We then see Doctor Strange in an inexplicable plane of existence, his sorcerous defenses up as he marched towards a gigantic face. It seems that he’s on a cliff side approaching a giant who’s standing in a ravine. Though the gigantic head is not on fire, it is definitely from another world, the texture of the head almost a plasma, constantly folding in on itself in strange ways. You definitely get the feeling that this head could catch on fire at any moment. And though they don’t name this head Dormammu, you get the feeling that it is.
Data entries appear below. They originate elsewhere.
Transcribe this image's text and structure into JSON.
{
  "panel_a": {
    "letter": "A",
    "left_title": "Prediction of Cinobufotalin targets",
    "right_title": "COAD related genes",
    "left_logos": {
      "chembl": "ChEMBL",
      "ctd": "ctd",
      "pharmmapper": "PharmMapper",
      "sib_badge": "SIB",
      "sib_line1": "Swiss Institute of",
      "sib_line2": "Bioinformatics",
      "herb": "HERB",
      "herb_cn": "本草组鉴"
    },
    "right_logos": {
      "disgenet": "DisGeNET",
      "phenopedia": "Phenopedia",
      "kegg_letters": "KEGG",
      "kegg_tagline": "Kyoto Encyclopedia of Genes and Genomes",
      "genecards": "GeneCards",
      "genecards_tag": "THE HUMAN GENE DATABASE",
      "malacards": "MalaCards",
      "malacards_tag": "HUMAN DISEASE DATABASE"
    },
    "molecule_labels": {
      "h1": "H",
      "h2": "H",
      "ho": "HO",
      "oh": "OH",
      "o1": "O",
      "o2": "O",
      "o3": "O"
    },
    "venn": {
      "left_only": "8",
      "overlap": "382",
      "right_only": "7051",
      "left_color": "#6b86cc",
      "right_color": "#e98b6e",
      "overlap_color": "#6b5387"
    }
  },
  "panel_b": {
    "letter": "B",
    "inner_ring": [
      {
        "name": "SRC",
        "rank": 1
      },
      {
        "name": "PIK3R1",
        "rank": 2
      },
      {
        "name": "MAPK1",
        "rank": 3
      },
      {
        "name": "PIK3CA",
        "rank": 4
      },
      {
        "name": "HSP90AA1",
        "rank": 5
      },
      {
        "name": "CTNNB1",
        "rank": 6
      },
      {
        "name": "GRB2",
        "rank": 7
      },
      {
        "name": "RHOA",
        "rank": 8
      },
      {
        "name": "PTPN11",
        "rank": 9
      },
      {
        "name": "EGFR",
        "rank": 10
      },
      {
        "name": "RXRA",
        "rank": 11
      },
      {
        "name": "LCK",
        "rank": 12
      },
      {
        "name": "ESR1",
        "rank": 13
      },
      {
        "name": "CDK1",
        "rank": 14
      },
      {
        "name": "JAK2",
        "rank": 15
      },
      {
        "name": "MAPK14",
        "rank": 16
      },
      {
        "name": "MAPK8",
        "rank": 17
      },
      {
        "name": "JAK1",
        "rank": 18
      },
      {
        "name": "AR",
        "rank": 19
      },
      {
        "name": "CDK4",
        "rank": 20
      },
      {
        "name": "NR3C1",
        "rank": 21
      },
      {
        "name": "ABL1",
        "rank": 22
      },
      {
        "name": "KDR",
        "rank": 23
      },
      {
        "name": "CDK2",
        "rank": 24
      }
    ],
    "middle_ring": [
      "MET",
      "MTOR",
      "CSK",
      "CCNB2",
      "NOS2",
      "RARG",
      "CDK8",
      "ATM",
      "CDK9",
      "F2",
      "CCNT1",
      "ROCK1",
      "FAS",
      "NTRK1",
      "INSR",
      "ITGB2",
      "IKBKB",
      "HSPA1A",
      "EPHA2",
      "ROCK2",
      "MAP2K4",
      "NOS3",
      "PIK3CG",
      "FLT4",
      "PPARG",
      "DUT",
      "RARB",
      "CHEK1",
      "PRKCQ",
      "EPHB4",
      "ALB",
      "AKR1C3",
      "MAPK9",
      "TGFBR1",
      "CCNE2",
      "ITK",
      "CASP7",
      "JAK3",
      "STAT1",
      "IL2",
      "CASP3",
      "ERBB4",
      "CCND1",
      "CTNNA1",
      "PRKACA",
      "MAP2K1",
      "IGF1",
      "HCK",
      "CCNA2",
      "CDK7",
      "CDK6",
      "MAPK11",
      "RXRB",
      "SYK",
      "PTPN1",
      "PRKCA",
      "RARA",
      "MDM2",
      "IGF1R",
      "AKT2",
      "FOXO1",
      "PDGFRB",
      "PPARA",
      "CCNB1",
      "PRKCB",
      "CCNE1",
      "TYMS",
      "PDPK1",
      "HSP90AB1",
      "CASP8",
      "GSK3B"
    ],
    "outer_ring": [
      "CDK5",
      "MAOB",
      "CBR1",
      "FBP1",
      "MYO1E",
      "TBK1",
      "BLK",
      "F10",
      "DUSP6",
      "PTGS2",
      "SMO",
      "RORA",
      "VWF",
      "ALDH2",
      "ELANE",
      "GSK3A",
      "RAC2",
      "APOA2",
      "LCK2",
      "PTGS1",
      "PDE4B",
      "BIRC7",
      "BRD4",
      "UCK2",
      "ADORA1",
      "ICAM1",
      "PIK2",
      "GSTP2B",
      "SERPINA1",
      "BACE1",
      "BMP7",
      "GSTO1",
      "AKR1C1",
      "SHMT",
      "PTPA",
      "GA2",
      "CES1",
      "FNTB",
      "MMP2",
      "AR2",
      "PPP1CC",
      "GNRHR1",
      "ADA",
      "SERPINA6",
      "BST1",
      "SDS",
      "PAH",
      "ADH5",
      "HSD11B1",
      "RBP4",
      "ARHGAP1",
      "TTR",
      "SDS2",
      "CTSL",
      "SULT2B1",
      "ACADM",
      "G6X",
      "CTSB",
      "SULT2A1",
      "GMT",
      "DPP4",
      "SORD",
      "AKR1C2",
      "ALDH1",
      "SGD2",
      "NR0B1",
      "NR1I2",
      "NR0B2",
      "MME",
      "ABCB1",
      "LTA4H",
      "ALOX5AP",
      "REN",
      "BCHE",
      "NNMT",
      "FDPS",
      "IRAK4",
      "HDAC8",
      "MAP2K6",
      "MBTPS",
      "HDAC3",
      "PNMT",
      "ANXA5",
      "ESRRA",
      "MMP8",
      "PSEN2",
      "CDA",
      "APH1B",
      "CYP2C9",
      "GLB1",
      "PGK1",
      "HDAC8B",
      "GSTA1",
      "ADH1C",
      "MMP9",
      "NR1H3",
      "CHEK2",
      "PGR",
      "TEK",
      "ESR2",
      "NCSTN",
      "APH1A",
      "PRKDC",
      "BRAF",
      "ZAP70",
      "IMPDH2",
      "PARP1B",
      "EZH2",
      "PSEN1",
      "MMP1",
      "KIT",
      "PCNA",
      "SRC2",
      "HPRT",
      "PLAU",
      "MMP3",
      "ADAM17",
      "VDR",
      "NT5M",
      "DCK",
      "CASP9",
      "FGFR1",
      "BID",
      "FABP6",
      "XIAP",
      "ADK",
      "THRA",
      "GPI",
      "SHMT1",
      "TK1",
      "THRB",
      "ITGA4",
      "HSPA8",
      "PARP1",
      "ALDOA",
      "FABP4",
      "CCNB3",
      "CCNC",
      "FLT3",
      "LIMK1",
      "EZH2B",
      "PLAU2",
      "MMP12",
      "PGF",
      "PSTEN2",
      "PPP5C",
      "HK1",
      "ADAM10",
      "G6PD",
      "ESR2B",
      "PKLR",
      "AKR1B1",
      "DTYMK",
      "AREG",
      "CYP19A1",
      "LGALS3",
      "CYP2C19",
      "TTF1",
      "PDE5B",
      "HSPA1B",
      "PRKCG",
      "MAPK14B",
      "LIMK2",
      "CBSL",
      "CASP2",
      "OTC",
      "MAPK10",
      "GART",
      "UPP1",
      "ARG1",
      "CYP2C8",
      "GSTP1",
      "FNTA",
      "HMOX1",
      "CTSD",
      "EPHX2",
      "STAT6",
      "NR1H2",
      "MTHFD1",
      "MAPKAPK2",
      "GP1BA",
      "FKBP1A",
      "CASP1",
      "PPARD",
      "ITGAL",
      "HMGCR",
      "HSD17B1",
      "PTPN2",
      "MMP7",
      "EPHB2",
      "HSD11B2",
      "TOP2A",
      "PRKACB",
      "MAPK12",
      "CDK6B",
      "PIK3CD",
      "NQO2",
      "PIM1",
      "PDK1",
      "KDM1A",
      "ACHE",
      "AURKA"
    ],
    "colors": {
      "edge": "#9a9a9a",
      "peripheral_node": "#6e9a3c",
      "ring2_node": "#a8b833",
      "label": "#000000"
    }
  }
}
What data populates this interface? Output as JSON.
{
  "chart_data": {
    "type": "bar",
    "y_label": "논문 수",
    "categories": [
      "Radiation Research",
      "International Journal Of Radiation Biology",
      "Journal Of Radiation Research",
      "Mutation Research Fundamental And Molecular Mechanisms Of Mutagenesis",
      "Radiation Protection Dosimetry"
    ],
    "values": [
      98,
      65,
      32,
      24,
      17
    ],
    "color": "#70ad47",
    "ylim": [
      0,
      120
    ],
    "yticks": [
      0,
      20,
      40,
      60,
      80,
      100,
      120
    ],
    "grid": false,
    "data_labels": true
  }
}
Please forgive me. There was no recording allowed and i am writing this article completely from memory. As a lifelong super fan of Doctor Strange, I was constantly distracted by my pure excitement to finally be watching what I’ve seen in my imagination for twenty years now fully taking shape on screen for my eyes to see. As such, there is a lot of stuff I’ve forgotten, I’m sure of that. It would be impossible to remember everything they showed because this film is unlike anything you’ve ever seen. Though I did do my best, I’m certain I may have mixed one thing up here and there, but I’m confident I got the gist across.

And the gist is that they did it. Scott Derrickson did it. Marvel did it. They brought Doctor Strange to perfect life and that is no small order. Granted, we were not privy to the whole film. For all we know, the script is a mess and the narrative falls completely apart at the inciting incident or something. This film could be an absolute mess for all we know.

But that is certainly not the impression that we got last night. What we got last night was that they fucking did it. Somehow, through some divine, cinematic sorcery, Marvel and Derrickson brought an impossible character and his impossible works to life.